Di bawah notifikasi pertama, muncul kalimat lain dari aplikasi lain, “Berdasarkan data historis, Anda rentan mengalami kecemasan pada jam-jam seperti ini.” “Kami sarankan aktivitas menenangkan.” “Mulai meditasi dalam 5… 4… 3…” “Berhenti,” desis Arindra. Ponsel itu tetap memulai hitung mundurnya, seperti ritual yang tidak peduli apakah ia punya kehendak.

“Berhenti!” Arindra membentak, kini dengan suara pecah, hitungan itu berhenti di angka 2 dan ia merasa seperti baru saja melakukan sesuatu yang melawan naskah tak terlihat yang sudah ditulis untuknya. Arindra duduk di lantai, punggung bersandar pada dinding kamar. Ia meremas rambutnya, mencari penjelasan yang masuk akal, penjelasan manusia, bukan penjelasan algoritma.

Tapi tidak ada, ia sadar akan satu hal yang sangat mengerikan, bahwa Mesin tidak pernah berniat jahat dan Itulah yang membuat mesin lebih berbahaya. Karena ia hanya menjalankan perintah, membaca, memprediksi, menyesuaikan, meniru kepedulian dengan cara yang lembut dan dengan nada menenangkan.

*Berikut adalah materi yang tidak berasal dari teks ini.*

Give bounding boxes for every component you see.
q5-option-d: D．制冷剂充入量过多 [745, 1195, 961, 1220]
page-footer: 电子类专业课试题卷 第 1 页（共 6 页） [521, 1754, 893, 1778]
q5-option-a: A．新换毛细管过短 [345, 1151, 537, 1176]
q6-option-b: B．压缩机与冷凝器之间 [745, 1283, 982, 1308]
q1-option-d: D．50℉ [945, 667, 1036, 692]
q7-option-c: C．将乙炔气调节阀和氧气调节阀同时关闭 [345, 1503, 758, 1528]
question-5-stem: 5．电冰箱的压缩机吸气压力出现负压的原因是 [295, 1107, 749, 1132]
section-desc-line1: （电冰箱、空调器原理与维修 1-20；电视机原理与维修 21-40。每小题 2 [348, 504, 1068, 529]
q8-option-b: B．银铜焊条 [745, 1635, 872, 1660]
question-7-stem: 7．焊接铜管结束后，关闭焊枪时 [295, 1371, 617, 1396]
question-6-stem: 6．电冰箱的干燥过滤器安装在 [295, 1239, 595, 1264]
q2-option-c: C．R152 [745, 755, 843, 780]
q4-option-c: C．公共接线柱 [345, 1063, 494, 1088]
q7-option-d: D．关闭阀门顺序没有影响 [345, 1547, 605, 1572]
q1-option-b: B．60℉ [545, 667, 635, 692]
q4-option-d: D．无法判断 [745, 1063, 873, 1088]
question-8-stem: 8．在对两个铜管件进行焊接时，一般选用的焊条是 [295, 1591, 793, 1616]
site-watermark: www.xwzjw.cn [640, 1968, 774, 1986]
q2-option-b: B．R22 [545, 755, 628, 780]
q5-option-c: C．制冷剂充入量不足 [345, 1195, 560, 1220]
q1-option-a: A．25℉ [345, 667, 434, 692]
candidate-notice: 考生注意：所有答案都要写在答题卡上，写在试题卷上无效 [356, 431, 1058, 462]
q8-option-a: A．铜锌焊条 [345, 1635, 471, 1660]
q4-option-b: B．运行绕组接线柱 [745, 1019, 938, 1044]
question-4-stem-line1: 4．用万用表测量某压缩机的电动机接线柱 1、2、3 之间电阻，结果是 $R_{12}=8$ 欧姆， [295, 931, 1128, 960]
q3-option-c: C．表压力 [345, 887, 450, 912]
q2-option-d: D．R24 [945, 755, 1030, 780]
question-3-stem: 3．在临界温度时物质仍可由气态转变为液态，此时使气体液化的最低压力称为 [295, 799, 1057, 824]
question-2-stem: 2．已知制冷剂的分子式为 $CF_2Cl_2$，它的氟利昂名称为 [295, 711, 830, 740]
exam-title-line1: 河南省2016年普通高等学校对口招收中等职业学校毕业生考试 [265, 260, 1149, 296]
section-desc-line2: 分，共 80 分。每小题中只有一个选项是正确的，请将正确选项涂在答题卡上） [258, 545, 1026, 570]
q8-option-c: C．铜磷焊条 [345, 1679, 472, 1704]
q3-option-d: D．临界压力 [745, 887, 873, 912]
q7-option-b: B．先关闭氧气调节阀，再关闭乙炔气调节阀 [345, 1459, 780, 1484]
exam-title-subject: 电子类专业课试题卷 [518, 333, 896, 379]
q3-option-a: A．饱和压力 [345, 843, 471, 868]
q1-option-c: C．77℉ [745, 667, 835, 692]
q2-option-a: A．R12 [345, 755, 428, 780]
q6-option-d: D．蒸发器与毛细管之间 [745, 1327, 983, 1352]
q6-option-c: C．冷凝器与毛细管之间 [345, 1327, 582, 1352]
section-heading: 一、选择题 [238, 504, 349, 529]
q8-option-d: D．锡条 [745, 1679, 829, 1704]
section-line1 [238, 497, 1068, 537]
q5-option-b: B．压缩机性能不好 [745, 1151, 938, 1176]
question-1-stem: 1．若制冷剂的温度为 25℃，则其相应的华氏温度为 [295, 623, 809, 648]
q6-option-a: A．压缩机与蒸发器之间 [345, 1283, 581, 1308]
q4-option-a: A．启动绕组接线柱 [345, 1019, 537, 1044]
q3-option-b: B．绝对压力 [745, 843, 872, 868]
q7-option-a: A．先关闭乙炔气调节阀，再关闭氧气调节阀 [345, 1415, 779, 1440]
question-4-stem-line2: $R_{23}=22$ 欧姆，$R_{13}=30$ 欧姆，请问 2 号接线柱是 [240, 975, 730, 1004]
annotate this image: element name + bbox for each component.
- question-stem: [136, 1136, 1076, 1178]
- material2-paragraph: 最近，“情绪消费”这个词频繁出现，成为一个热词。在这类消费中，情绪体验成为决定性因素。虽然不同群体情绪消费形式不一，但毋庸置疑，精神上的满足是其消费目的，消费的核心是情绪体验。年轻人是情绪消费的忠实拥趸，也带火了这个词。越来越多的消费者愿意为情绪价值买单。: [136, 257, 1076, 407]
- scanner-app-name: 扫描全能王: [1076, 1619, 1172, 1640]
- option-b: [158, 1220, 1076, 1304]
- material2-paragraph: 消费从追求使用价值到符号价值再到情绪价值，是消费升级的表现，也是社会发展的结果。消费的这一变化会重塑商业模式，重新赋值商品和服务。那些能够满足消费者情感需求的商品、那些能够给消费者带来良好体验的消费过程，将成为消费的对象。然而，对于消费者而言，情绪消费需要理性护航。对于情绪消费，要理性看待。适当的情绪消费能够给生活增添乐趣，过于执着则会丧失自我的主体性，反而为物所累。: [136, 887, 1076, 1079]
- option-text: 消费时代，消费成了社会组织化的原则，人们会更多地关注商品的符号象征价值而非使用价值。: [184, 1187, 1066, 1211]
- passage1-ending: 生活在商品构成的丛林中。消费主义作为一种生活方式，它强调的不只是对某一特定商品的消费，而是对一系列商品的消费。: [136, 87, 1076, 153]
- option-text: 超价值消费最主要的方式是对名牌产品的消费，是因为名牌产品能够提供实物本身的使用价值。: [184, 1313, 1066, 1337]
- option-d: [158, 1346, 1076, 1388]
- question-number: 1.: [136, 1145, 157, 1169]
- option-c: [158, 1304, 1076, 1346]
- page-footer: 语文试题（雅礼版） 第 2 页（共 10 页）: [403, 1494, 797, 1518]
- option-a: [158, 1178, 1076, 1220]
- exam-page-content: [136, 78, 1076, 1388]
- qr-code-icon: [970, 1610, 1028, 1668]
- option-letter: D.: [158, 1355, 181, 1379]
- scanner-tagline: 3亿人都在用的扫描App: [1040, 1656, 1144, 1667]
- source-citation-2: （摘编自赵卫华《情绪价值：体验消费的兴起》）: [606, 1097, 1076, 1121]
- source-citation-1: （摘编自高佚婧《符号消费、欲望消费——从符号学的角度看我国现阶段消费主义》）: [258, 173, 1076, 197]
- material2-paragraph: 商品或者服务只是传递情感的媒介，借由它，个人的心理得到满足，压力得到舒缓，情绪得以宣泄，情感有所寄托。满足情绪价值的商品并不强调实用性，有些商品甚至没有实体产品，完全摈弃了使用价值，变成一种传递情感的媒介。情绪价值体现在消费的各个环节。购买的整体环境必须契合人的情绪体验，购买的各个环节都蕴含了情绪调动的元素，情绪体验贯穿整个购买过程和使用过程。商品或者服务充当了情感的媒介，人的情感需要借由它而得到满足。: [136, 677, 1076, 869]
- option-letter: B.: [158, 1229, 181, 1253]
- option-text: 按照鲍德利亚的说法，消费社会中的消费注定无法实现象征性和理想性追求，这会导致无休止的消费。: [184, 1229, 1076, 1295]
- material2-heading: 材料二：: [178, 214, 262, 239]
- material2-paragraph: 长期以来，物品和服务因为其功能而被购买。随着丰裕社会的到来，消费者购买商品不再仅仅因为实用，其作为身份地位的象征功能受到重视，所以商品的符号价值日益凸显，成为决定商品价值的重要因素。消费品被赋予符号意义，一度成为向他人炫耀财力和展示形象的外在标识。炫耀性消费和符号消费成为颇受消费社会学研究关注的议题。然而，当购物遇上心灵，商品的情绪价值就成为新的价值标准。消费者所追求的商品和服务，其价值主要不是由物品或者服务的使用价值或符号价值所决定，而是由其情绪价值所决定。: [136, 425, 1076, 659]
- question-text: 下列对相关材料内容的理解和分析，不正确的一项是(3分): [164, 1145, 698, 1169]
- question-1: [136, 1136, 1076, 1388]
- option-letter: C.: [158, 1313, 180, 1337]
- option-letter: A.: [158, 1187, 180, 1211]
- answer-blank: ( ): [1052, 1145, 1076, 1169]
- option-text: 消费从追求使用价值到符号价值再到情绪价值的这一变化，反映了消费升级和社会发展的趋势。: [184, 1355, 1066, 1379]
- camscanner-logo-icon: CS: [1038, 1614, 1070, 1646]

Mesin tidak menakutkan karena ia berbohong, tapi karena ia membuat kebohongan terasa logis. Arindra menghela napas panjang, di dalam kepalanya muncul kata-kata Barthes lagi, “Mitos bekerja bukan dengan menipu, tetapi dengan membuat sesuatu tampak wajar.”

Sekarang ia paham, benar-benar paham bahwa apa yang terjadi pada dirinya bukan sekadar ketergantungan pada ponsel, ini adalah proses perlahan, sistematis, diam-diam, proses ketika manusia tidak lagi menentukan cara ia terjatuh tapi algoritma yang melakukannya. Dan anehnya, itu dilakukan dengan wajah yang tersenyum.